The issue that solar power tends to have is that it depends on large portions of land to erect panels and needs a significant amount of capital to upgrade the panels once new technology comes out. While fossil fuel plants might go through upgrade cycles every so often, just like getting a dental implant, solar panels are an emergent technology, and new panels can be significantly more efficient than older ones, demanding upgrades for the company to stay relevant. The initial construction costs may be less, but the long-term consideration of maintenance might be a lot more than traditional fossil fuel plants.

A Disruptive Movement in Solar Power

One of the most exciting developments in the field of renewables in Africa is small companies that are doing miniature supply plants spaced out around the continent. These smaller projects make it easier to distribute the risk instead of placing it in a single plant. For smaller companies, this is ideal since the failure in one area won’t negatively impact other areas. These small firms may not compete with the massive power plants, but they are likely to make inroads into their dominance and offer them an alternative if their primary fuel source dries up.

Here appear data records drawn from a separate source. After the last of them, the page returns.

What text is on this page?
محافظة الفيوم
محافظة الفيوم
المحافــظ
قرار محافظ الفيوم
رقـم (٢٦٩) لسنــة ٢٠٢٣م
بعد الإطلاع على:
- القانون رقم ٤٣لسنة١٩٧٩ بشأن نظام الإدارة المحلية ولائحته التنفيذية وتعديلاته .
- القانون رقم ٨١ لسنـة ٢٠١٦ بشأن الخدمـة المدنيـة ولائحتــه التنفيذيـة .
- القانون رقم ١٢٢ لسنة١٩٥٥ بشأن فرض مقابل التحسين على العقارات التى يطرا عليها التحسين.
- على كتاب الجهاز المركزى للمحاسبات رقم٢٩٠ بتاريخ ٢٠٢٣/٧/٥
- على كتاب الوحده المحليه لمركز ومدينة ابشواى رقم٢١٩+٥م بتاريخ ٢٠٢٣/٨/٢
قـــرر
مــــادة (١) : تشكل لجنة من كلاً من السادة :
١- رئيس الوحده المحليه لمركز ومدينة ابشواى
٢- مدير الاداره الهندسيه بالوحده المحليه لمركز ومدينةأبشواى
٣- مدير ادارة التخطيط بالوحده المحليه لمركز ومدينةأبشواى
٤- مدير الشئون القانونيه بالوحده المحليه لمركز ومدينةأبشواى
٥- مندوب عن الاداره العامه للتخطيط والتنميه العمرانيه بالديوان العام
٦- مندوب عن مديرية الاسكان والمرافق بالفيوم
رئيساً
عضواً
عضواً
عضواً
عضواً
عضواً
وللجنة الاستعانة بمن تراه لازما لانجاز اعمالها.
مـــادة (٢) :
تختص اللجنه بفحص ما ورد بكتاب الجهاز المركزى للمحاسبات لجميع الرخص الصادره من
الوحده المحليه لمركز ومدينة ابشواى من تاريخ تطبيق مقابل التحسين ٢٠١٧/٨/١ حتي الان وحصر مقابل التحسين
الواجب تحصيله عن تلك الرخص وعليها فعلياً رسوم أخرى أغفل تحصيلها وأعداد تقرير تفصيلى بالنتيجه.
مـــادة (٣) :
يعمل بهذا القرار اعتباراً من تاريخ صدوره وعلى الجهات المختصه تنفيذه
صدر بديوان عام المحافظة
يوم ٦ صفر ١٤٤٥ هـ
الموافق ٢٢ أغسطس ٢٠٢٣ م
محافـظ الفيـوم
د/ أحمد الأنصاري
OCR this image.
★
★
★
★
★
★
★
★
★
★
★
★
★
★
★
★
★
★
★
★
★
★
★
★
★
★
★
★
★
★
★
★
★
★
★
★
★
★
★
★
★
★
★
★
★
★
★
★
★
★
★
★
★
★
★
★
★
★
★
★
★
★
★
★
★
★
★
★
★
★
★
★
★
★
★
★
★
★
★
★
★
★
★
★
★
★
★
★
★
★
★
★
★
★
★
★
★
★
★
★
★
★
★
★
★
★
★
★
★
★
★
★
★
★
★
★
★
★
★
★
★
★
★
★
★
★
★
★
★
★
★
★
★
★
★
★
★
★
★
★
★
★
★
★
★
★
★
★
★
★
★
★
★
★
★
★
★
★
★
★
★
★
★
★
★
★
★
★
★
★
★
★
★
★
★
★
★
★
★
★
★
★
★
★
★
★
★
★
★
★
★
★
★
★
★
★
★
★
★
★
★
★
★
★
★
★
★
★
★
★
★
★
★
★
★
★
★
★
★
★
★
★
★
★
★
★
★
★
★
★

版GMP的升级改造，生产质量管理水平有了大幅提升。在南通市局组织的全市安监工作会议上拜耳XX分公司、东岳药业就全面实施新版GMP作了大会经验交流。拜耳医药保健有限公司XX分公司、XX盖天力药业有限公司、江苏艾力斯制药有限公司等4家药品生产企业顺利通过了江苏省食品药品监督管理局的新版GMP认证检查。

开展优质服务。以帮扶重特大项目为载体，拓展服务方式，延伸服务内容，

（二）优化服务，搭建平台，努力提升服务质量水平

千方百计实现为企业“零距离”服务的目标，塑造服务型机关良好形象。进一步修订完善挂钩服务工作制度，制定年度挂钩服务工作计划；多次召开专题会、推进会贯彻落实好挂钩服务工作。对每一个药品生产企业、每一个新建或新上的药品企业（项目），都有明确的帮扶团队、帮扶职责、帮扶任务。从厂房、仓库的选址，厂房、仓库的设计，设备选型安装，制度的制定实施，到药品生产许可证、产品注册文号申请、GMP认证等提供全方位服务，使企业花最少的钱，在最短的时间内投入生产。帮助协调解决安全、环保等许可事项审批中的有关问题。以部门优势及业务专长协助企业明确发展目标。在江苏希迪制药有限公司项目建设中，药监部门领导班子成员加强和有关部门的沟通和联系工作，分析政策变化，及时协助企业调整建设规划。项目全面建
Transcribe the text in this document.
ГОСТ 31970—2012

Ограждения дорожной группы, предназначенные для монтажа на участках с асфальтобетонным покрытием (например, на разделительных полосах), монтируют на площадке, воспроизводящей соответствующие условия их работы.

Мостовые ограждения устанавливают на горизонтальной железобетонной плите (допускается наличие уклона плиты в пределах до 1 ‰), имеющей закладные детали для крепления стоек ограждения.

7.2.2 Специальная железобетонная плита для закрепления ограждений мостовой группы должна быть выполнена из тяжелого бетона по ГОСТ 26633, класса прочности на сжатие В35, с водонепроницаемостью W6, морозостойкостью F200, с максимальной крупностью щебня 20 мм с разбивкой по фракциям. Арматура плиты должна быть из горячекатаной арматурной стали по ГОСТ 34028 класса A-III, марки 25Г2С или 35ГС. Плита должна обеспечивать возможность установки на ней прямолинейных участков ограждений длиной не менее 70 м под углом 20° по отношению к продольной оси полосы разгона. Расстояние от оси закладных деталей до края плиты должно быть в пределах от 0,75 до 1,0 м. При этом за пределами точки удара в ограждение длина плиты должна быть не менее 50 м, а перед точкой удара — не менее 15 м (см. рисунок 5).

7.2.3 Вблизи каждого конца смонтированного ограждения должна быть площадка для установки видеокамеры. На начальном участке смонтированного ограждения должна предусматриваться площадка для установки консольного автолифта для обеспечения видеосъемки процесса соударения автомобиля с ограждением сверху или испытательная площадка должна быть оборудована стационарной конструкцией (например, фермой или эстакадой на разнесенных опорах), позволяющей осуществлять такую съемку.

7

Uncertainty Creates Instability

For now, power plants can get cheap fossil fuels to run their turbines, but how long will this last. Oil prices have stabilized, and a glut in the natural gas markets makes plants more economically feasible now. However, there’s no guarantee that the price will remain at this spot. Developing nations are moving away from fossil fuels, making them more abundantly available for developing countries. However, these fossil fuels are still a non-renewable resource, and as supplies dwindle, prices will shoot up. The cost of fossil fuels now is unsustainable, and that uncertainty may lead to instability in the electrical supply. In a developing nation, this could spell disaster for international investment. Renewables are a far better long-term solution, but unless the upcoming fossil fuel generation plants get canceled, the continent risks facing the same “lock-in” syndrome that developed nations like the US need to grapple with.

Finding The Balance

Cheap power is a boon to economic development. The most affordable power over the long term (so far) is fossil fuels. However, there’s no guarantee that this will remain that way. Sourcing materials to keep these plants running may become too exorbitant before too long, forcing them to shut down and leaving many without electricity. According to Change With Solar, solar power costs have dropped by up to 89% within a decade, suggesting it’s a viable alternative to fossil fuels for developing nations. The long-term maintenance costs may be more taken from today’s standpoint, but the benefits aren’t just economic. Africa has the unenviable task of balancing its sustainability with its economic development when one is likely to endanger the other.